Techniques to Reduce Thread-Level Speculation Overhead

Doktorsavhandling, 2006

The traditional single-core processors are being replaced by chip multiprocessors (CMPs) where several processor cores are integrated on a single chip. While this is beneficial for multithreaded applications and multiprogrammed workloads, CMPs do not provide performance improvements for single-threaded applications. Thread-level speculation (TLS) has been proposed as a way to improve single-thread performance on such systems. TLS is a technique where programs are aggressively parallelized at run-time -- threads speculate on data and control dependences but have to be squashed and start over in case of a dependence violation. Unfortunately, various sources of overhead create a major performance problem for TLS. This thesis quantifies the impact of overheads on the performance of TLS systems, and suggests remedies in the form of a number of overhead-reduction techniques. These techniques target run-time parallelization that do not require recompilation of sequential binaries. The main source of parallelism investigated in this work is module continuations, i.e. functions or methods are run in parallel with the code following the call instruction. Loops is another source. Run-length prediction, a technique aimed at reducing the amount of short threads, is introduced. An accurate predictor that avoids short threads, or dynamically unrolls loops to increase thread lengths, is shown to improve speedup for most of the benchmarks applications.
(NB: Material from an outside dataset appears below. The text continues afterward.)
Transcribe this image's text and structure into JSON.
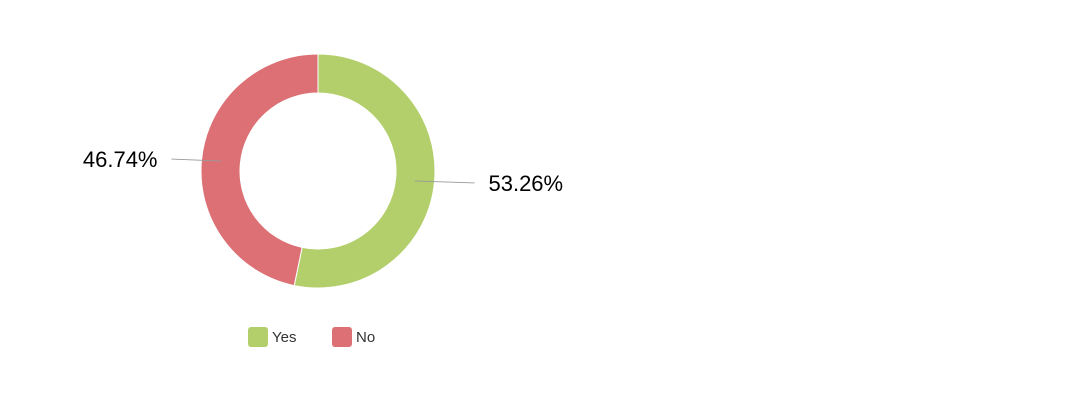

Another novel technique is misspeculation prediction, which can remove most of the TLS overhead by reducing the number of misspeculations. The interaction between thread-level parallelism and instruction-level parallelism is studied -- in many cases, both sources can be exploited for additional performance gains, but in some cases there is a trade-off. Communication overhead and memory-level parallelism are found to play an important role. For some applications, prefetching from threads that are squashed contributes more to speedup than parallel execution. Finally, faster inter-thread communication is found to give simulataneous multithreaded (SMT) processors an advantage as the basis for TLS machines.